А главная издёвка – в том, что ты почему-то по-прежнему дышишь, ходишь и надеешься.
Ищешь волшебную таблетку – и от страшной надежды, что она всё-таки существует, у тебя закладывает уши и мозги, а всё былое образование вылетает в незакрытую форточку. Чёрт с ней, с физикой, пусть бы и нанозвуки – лишь бы спасли.
– В позапрошлом году киберспорт для пожилых атлетов внесли в олимпийскую программу, – пробормотал Даня. – Если, например, играть, то даже в папином возрасте можно выйти на серьёзный уровень…

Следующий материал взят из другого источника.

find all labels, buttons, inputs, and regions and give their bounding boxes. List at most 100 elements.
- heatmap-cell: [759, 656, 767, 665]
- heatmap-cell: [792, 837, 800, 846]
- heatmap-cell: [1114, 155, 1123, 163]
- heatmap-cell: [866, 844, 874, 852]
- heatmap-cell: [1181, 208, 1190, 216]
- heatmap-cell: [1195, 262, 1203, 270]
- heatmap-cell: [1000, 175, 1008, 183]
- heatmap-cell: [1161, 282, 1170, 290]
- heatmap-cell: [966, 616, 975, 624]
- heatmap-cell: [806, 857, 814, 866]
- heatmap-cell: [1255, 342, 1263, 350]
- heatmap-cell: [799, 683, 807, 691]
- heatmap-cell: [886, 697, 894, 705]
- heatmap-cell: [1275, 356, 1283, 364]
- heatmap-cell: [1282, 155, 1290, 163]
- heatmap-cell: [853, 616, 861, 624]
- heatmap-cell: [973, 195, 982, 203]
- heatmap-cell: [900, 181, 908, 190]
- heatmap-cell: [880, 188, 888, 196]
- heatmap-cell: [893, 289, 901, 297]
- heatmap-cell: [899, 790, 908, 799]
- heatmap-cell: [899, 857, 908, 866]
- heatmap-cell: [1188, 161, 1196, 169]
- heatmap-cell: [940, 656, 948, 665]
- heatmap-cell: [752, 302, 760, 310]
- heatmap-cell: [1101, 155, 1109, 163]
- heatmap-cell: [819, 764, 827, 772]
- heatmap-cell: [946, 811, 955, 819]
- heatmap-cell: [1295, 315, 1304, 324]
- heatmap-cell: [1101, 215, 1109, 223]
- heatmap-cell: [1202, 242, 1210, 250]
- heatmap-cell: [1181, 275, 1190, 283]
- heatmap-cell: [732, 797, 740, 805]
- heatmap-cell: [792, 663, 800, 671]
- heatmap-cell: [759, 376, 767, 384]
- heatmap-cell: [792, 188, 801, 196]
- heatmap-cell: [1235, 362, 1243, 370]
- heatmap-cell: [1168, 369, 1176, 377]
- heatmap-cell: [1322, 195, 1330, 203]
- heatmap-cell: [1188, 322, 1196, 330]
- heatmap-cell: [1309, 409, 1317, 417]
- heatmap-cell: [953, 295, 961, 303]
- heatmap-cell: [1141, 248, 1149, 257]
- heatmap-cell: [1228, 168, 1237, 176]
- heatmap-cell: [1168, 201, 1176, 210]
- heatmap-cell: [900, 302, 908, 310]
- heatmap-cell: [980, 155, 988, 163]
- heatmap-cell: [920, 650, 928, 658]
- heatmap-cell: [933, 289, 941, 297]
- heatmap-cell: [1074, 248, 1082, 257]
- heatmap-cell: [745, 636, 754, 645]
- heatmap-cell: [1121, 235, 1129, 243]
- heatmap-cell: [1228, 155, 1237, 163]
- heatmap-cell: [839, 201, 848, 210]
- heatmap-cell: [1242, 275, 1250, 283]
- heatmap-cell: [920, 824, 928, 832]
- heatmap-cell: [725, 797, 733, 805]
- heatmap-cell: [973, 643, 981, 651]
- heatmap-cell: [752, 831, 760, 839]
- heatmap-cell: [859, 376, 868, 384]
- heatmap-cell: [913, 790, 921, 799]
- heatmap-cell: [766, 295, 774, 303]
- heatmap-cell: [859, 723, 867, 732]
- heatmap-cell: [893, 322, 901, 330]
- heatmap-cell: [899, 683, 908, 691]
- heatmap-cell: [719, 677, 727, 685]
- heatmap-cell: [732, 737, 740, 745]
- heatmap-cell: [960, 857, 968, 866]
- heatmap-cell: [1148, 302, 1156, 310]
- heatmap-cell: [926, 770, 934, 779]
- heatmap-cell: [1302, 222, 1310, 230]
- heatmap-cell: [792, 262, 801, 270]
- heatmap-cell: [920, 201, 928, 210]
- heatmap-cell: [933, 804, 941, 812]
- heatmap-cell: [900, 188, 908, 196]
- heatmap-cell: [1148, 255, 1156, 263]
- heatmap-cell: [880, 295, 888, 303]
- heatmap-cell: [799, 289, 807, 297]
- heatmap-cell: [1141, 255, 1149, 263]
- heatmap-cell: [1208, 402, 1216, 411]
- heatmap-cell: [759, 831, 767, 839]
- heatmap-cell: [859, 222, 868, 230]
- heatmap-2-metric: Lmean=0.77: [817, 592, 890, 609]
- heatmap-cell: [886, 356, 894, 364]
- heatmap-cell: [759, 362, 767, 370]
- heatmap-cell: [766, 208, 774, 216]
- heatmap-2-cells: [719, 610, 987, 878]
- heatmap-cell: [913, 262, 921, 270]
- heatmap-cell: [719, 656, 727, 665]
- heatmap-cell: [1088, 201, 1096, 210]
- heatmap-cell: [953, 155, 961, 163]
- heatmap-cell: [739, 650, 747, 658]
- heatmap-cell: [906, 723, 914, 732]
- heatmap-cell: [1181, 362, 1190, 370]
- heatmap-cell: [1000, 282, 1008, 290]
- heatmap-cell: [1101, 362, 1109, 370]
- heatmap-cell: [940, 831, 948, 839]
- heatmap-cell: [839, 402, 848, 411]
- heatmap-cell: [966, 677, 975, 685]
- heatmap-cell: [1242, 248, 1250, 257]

– Папа не любит киберспорт.
– Ну и сам дурак!
Даня не хотел кричать. И ещё он не хотел быть на этой кухне, рядом с этими проклятыми грязными занавесками и одиноким кактусом, готовым прожить ещё не один десяток лет; и недопитой бутылкой вина; и скрипучей хлебницей, которую всё равно уже пора выкинуть; и пустой салфетницей, и отбитым кафелем на полу, и всеми прочими неоспоримыми свидетельствами того, что у родителей его, аккуратных и внимательных, нет уже сил поддерживать свой дом в идеальном состоянии, как раньше. Хвостики теломеров с каждой репликацией клетки обрываются, обрываются страницы календаря, бахромой расходится нижний край занавески, выцветают глаза, и всё это ветшает, ветшает, ветшает. И если бы только Даня мог отдать правую руку, чтобы фальшивый «Одравит» сделался вдруг настоящим лекарством, в мире возникли рабочие иммунокорректоры, а проблема родителей обрела решение, он сделал бы это без запинки. Он понимал, почему им так хочется верить. Понимал, почему они ищут заветную кнопку в мошеннических устройствах и фальшивых лекарствах.
Понимал.
– Ты чего такой зелёный? – удивился папа, возвращаясь на кухню уже в домашней футболке. – Птица-перепил?
И тогда Даня сделал то, что, если подумать, сделать ему стоило с самого начала.
– Мам, пап, – сказал он, – а вы когда-нибудь слышали о проекте «Плеяды»?
Возрастная меритократия прокралась в нашу жизнь незаметно.
Всё началось с интернета, а конкретнее – с переписок в нём. Чужая душа – потёмки, а когда она выражена в буквах, то сумраком покрывается ещё и тело. Пол, возраст, происхождение – всего этого мы о собеседнике часто не знаем, а потому нам приходится додумывать. А как мы додумываем? Конечно, заполняя иксы и игреки либо стереотипами, либо вообще собственными ТТХ.